Carlos Benedito Martins – Doutor em Sociologia. Professor Titular da Universidade de Brasília (UnB),
Instituto de Ciências Humanas, Departamento de Sociologia. Realizou pós-doutoramento na Universidade
de Columbia. Coordenador da linha de pesquisa Educação Ciência e Tecnologia do Programa de Mestrado
e Doutorado em Sociologia. Atualmente é um dos Coordenadores do GT Configurações do Ensino
Superior Contemporâneo da ANPOCS e do GT Educação Superior na Sociedade Contemporânea da
Sociedade Brasileira de Sociologia (SBS). É vice-presidente da Sociedade Brasileira de Sociologia (2013-
2015). Membro do Comitê de Assessoramento Institucional da Associação Nacional de Pós-Graduação
e Pesquisa em Ciências Sociais ANPOCS (2014-2016).

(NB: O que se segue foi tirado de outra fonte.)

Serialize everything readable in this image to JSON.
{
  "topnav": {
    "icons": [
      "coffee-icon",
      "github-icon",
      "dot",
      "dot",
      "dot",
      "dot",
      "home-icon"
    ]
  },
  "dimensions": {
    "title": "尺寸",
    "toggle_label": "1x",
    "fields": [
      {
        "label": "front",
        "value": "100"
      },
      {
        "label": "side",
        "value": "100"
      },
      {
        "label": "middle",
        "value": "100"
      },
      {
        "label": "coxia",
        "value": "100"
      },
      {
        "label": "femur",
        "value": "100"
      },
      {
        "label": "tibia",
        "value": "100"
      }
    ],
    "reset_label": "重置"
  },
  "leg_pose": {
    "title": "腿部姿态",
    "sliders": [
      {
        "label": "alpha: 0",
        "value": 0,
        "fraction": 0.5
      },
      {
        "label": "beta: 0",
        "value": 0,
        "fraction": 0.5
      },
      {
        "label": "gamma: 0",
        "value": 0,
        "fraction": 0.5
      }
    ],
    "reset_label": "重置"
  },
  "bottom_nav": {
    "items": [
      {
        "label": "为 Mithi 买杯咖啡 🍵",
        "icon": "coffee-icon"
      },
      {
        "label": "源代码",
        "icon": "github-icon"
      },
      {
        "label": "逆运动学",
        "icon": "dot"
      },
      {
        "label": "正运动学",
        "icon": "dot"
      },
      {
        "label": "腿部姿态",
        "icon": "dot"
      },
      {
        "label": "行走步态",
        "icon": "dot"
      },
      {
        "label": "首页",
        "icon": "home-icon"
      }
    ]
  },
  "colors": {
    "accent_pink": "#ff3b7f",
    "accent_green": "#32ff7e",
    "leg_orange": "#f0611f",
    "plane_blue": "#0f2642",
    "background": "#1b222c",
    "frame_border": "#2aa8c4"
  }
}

Áreas de atuação: Teoria Social, sociologia da
educação e do ensino superior. Publicações recentes: Passado e presente da Sociologia Norte-americana.
Revista Brasileira de Ciências Sociais (Impresso), v. 30, p. 163-169, 2015; Em defesa do conceito de
sociedade. Revista Brasileira de Ciências Sociais (Impresso), v. 28, p. 229-246, 2013; Reconfiguring
higher education in Brazil: the participation of private institutions. Análise Social, v. XLVIII, p. 622-658,
2013.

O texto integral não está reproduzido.